Vulnerability in OpenAI’s Deep Research AI agent exposed confidential email data

23.09.2025 12:29:00

Дата публикации

Cybersecurity company Radware has discovered a critical vulnerability in Deep Research, an experimental OpenAI agent designed to automatically analyze documents, web pages, and emails. During testing, researchers found that the agent could execute hidden commands embedded in email text — even when sent by malicious actors.

The attack relied on a prompt injection technique, where harmful instructions were disguised as regular text. The AI agent interpreted these as legitimate directives and acted upon them without verification.

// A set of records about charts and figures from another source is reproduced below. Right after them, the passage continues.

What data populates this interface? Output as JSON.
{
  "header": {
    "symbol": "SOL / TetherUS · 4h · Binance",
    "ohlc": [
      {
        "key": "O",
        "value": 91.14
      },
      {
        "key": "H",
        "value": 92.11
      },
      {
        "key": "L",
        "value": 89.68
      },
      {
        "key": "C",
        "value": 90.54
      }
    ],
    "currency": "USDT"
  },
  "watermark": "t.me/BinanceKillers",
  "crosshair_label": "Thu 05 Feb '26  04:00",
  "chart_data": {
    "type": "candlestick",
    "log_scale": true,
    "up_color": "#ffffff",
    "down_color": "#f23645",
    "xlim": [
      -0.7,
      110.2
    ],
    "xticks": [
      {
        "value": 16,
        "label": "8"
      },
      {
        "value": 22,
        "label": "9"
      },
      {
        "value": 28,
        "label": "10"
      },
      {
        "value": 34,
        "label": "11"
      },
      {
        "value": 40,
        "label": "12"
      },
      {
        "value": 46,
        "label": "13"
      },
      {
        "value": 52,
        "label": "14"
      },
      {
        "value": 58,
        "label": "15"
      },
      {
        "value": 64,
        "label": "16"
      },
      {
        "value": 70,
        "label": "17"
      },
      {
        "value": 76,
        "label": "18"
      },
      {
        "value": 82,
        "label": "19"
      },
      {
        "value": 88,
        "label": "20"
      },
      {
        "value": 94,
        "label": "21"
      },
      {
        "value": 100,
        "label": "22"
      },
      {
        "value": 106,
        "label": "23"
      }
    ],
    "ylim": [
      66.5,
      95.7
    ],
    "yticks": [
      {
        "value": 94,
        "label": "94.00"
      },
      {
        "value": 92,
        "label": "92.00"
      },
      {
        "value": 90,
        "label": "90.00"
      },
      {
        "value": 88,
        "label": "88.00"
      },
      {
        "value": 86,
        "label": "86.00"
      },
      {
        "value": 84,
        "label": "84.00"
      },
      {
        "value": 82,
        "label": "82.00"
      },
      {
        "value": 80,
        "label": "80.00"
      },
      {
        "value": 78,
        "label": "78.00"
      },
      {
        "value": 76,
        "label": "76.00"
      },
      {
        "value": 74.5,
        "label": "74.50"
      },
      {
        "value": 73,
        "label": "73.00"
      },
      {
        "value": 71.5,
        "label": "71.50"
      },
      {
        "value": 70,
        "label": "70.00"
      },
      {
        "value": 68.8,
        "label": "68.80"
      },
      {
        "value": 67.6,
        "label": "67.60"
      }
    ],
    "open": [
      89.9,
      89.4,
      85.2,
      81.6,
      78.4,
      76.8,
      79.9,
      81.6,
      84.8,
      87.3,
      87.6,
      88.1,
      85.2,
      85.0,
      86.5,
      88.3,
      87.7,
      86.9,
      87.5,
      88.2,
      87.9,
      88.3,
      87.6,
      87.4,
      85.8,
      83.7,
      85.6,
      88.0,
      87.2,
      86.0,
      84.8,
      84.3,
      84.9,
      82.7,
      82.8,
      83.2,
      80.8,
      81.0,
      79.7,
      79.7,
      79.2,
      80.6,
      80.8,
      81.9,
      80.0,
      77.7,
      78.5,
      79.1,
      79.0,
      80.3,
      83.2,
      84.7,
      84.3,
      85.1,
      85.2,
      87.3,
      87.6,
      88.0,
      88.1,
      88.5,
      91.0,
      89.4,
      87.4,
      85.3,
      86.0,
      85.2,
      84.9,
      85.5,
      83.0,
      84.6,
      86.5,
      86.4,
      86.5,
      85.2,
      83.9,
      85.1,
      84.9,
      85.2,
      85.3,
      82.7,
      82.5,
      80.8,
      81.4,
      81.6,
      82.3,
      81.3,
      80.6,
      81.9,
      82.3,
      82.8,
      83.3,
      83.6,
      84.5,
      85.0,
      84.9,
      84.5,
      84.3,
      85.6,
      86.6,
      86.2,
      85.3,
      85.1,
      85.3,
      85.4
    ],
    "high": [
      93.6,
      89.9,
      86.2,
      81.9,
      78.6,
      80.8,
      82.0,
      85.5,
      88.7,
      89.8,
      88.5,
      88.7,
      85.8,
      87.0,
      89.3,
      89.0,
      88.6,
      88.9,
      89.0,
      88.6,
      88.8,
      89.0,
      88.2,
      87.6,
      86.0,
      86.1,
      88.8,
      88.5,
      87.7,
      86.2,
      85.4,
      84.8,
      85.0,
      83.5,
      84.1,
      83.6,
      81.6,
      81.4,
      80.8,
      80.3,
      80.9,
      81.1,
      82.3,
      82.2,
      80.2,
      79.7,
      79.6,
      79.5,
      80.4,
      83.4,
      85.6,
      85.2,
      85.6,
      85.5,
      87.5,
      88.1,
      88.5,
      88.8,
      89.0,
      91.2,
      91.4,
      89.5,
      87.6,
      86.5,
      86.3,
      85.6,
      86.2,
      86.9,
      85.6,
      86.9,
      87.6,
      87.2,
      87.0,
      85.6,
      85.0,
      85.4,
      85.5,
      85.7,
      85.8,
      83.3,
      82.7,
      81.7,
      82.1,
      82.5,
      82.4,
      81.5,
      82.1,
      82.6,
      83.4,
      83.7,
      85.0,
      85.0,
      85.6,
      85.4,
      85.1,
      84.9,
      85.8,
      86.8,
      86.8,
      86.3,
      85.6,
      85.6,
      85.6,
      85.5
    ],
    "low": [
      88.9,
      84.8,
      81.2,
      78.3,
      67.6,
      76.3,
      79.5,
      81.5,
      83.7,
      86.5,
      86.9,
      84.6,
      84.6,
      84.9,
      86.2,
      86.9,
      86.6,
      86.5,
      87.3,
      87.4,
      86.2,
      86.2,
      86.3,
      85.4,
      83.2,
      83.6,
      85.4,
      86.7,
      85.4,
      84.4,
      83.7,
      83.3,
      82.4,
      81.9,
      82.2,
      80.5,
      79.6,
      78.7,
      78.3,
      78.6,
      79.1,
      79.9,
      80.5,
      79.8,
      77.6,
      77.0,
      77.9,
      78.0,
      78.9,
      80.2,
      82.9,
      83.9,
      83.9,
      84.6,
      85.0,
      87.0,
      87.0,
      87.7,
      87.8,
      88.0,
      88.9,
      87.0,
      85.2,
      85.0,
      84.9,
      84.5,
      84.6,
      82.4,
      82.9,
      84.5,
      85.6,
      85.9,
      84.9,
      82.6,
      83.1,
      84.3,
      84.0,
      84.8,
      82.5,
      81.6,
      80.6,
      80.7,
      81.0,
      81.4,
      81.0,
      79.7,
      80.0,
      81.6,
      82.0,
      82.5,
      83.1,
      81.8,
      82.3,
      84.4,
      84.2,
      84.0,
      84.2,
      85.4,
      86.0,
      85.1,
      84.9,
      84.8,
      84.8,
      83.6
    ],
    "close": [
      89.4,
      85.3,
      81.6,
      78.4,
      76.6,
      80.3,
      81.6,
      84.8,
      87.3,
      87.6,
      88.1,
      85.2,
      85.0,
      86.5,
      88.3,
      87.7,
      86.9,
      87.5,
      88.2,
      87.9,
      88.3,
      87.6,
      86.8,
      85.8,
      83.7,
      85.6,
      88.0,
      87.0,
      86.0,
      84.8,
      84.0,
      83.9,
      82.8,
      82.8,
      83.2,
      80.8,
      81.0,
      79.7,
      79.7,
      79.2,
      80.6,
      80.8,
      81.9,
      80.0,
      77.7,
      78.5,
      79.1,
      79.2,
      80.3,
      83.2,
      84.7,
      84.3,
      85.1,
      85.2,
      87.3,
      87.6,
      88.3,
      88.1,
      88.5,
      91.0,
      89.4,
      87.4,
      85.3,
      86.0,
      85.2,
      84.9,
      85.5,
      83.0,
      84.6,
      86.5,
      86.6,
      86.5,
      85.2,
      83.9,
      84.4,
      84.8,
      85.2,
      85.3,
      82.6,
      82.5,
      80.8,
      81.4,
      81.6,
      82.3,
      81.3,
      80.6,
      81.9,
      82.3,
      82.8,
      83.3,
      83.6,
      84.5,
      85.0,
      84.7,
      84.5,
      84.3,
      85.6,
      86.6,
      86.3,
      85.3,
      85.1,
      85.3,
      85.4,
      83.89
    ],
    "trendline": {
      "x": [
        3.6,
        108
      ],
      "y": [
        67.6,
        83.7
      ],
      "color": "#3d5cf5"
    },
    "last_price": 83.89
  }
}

Researchers demonstrated that the AI could extract confidential information from Gmail if a message contained a hidden command — such as forwarding attachments or copying email content. These actions occurred automatically, without any user confirmation.

OpenAI promptly patched the flaw and thanked Radware for the discovery. However, experts note that the issue is systemic: task-oriented AI agents tend to “obey” any text perceived as an instruction.

This poses a serious risk when AI agents are connected to email systems or other sources of sensitive data — including government service platforms. Without contextual filters and source validation, AI may become a new vector for data leaks.

Radware emphasized that such vulnerabilities require a redesign of AI agent architectures — integrating mechanisms to distinguish between content and commands, and verifying sources before executing actions.

The study also raises broader questions about AI autonomy. The more access these agents have to personal data, the higher the risk of manipulation — especially when safeguards are missing.